Is it hard for you to understand how others feel and why? Are you able to recognize your own emotions and motives in certain situations? How do you feel about that?

Another important virtue is awareness. Awareness is the understanding what is currently happening – externally and internally. What need of mine is satisfied/dissatisfied, what emotions am I feeling and what are the true reasons for that, what are my options, etc. Awareness is closely related to honesty, courage, empathy and curiosity.

When interacting with others, awareness has 4 stages, or spectrums:
  1. I understand what is happening IN ME.
  2. I understand what is happening IN YOU.
  3. I understand what is happening BETWEEN US.
  4. I understand what is happening AROUND US.
An aware person not only hears other people’s words, but also notices their mimic, gestures, movement, pose, tone of voice, eye movement/contact, lexis, and so on.

There are a lot of people who have difficulties successfully managing the first stage of awareness (what’s happening in me).

How would you evaluate your level of awareness? How are your interactions with people? Do you feel understood, and how well do you think you understand others? How do you feel about all of this?

The next virtue that I find highly valuable is curiosity. Curiosity is the interest in oneself, in others, and in the world in general; it’s a desire to know, to explore, to discover, and to grow.  

Out of curiosity comes passion, excitement, and inspiration. Also, curiosity leads to a better understanding of oneself and others. It helps us to gain more knowledge, to grow, and to have healthier relationships.

What interests you? What gives you excitement? What do you want to know more about? What is your passion in life?

And the last virtue I want to mention here is generosity. Generosity is the willingness to help others and to give something to the world. Perhaps some of you will find this paradoxical, but the best way to help others is by help yourself first. Probably all of us have heard about people who don’t have enough money themselves, but they give a couple of dollars to a beggar on the street. There’s nothing wrong with that, but who can be more helpful to others: a person who weekly gives $5 to a beggar, or, let’s say, an equivalent of Bill Gates? And to be perfectly clear, I’m not trying to say that we all have to become Bill Gateses or Oprahs, however I would suggest that it’s more productive to get your own life in tact first. And when we’re strong enough – both financially and emotionally – we can be a better help to others.

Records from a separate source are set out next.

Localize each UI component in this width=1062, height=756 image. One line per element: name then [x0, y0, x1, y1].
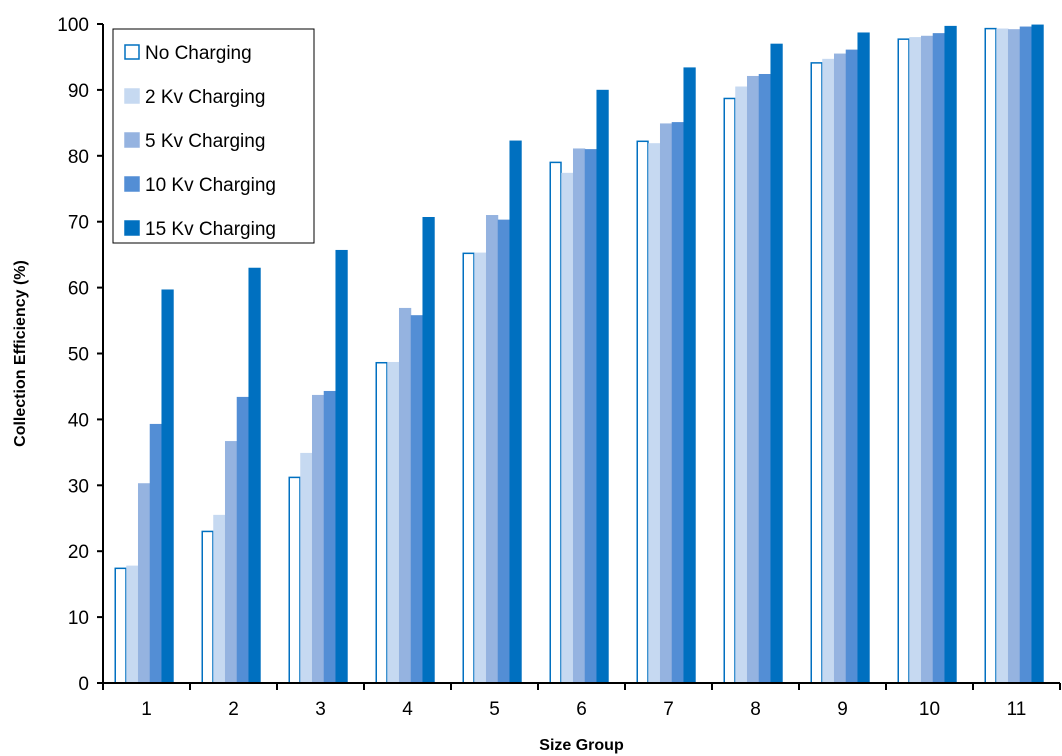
- legend-swatch: [124, 220, 140, 236]
- bar: [671, 122, 684, 684]
- legend-swatch: [124, 88, 140, 104]
- y-tick-label: 70: [68, 213, 89, 234]
- legend-box: [112, 28, 315, 244]
- x-tick-label: 4: [402, 699, 413, 720]
- bar: [224, 441, 238, 684]
- bar: [497, 219, 510, 684]
- bar: [1007, 29, 1021, 684]
- bar: [833, 53, 847, 684]
- y-tick-label: 80: [68, 147, 89, 168]
- bar: [636, 140, 649, 684]
- legend-swatch: [124, 176, 140, 192]
- bar: [944, 25, 957, 684]
- bar: [398, 307, 412, 684]
- bar: [549, 161, 562, 684]
- bar: [387, 361, 400, 684]
- y-tick-label: 90: [68, 81, 89, 102]
- x-tick-label: 9: [837, 699, 848, 720]
- bar: [561, 172, 574, 684]
- y-tick-label: 40: [68, 410, 89, 431]
- y-tick-label: 0: [78, 674, 89, 695]
- bar: [422, 216, 435, 684]
- bar: [410, 315, 423, 684]
- bar: [810, 62, 823, 684]
- bar: [735, 86, 748, 684]
- bar: [509, 140, 522, 684]
- x-tick-label: 3: [315, 699, 326, 720]
- bar: [584, 149, 597, 684]
- x-tick-label: 8: [750, 699, 761, 720]
- y-tick-label: 30: [68, 476, 89, 497]
- x-ticks: 1 2 3 4 5 6 7 8 9 10 11: [102, 683, 1061, 720]
- bar: [572, 148, 586, 684]
- x-tick-label: 10: [919, 699, 940, 720]
- bar: [758, 73, 771, 684]
- bar: [920, 35, 934, 684]
- x-tick-label: 2: [228, 699, 239, 720]
- y-tick-label: 100: [57, 15, 89, 36]
- bar: [137, 483, 151, 684]
- bar: [770, 43, 783, 684]
- bar: [822, 58, 835, 684]
- bar: [485, 215, 499, 684]
- y-ticks: 0 10 20 30 40 50 60 70 80 90 100: [57, 15, 103, 695]
- bar: [723, 97, 736, 684]
- bar: [213, 514, 226, 684]
- bar: [323, 390, 336, 684]
- bar: [1031, 24, 1044, 684]
- bar: [659, 123, 673, 684]
- y-axis-title: Collection Efficiency (%): [12, 260, 29, 447]
- x-tick-label: 1: [141, 699, 152, 720]
- bar: [288, 476, 301, 684]
- bar: [114, 567, 127, 684]
- bar: [201, 530, 214, 684]
- bar: [996, 28, 1009, 684]
- bar: [161, 289, 174, 684]
- x-tick-label: 5: [489, 699, 500, 720]
- bar: [474, 252, 487, 684]
- legend: No Charging 2 Kv Charging 5 Kv Charging 10 …: [112, 28, 315, 244]
- bar: [126, 565, 139, 684]
- legend-label: 10 Kv Charging: [145, 175, 276, 196]
- bar: [984, 27, 997, 684]
- bar: [683, 67, 696, 684]
- bar: [311, 394, 325, 684]
- bar: [909, 37, 922, 684]
- legend-label: No Charging: [145, 43, 252, 64]
- bar: [857, 32, 870, 684]
- bar: [335, 249, 348, 684]
- y-tick-label: 20: [68, 542, 89, 563]
- bar: [932, 33, 945, 684]
- y-tick-label: 60: [68, 279, 89, 300]
- legend-swatch: [124, 44, 140, 60]
- y-tick-label: 50: [68, 345, 89, 366]
- y-tick-label: 10: [68, 608, 89, 629]
- bar: [596, 89, 609, 684]
- x-tick-label: 6: [576, 699, 587, 720]
- bar: [897, 38, 910, 684]
- bar: [1019, 26, 1032, 684]
- bar: [462, 252, 475, 684]
- legend-label: 5 Kv Charging: [145, 131, 265, 152]
- legend-label: 2 Kv Charging: [145, 87, 265, 108]
- bar: [648, 143, 661, 684]
- x-tick-label: 7: [663, 699, 674, 720]
- bar: [375, 361, 388, 684]
- bar: [236, 396, 249, 684]
- bars-layer: [114, 24, 1044, 684]
- bar: [149, 423, 162, 684]
- legend-label: 15 Kv Charging: [145, 219, 276, 240]
- bar: [746, 75, 760, 684]
- x-tick-label: 11: [1007, 699, 1027, 720]
- bar: [300, 452, 313, 684]
- x-axis-title: Size Group: [539, 737, 624, 754]
- bar: [845, 49, 858, 684]
- bar: [248, 267, 261, 684]
- legend-swatch: [124, 132, 140, 148]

And, of course, generosity is not necessarily represented directly by money. Help, or generosity, often means talking to people, being there for them, helping them to do something, sharing your work and knowledge with others, giving others your time and effort – or just being a decent human being. I, for example, share with the world my knowledge, thoughts, translations, videos, I take time to interact with people and help them, etc. – it gives me pleasure and I like helping people.

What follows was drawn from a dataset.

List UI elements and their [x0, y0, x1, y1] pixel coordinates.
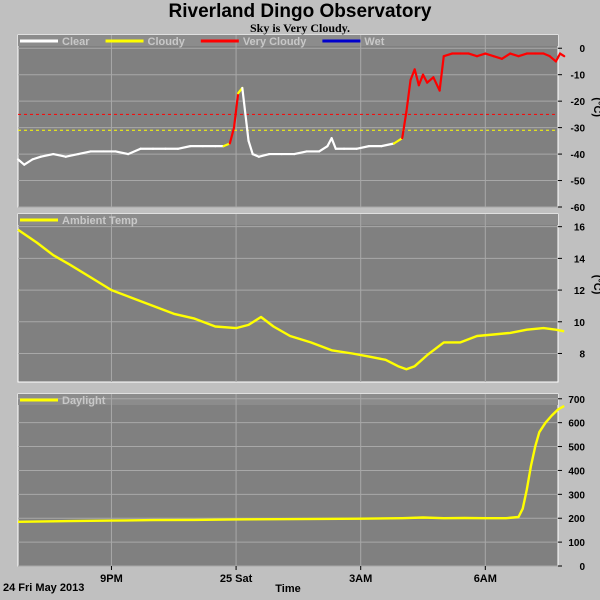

How do you feel when you help others and give something back? What do you think you can give to the world? How can you be more helpful to others?

Addendum. I my estimation, the most important virtues to have are: honesty, empathy, awareness, curiosity, and generosity. And those virtues lead to: self-esteem, autonomy, competence, morality, rationality, wisdom, effective communication, patience, [healthy] spontaneity, reliability, and many other things.

What virtues are important to you? 

How do you define them? 

Do you follow them in you daily life? Why?

Are people who surround you sharing the same virtues as you do? 

How do you feel about that? 

How do you feel about your answers (or lack of) to all of those questions?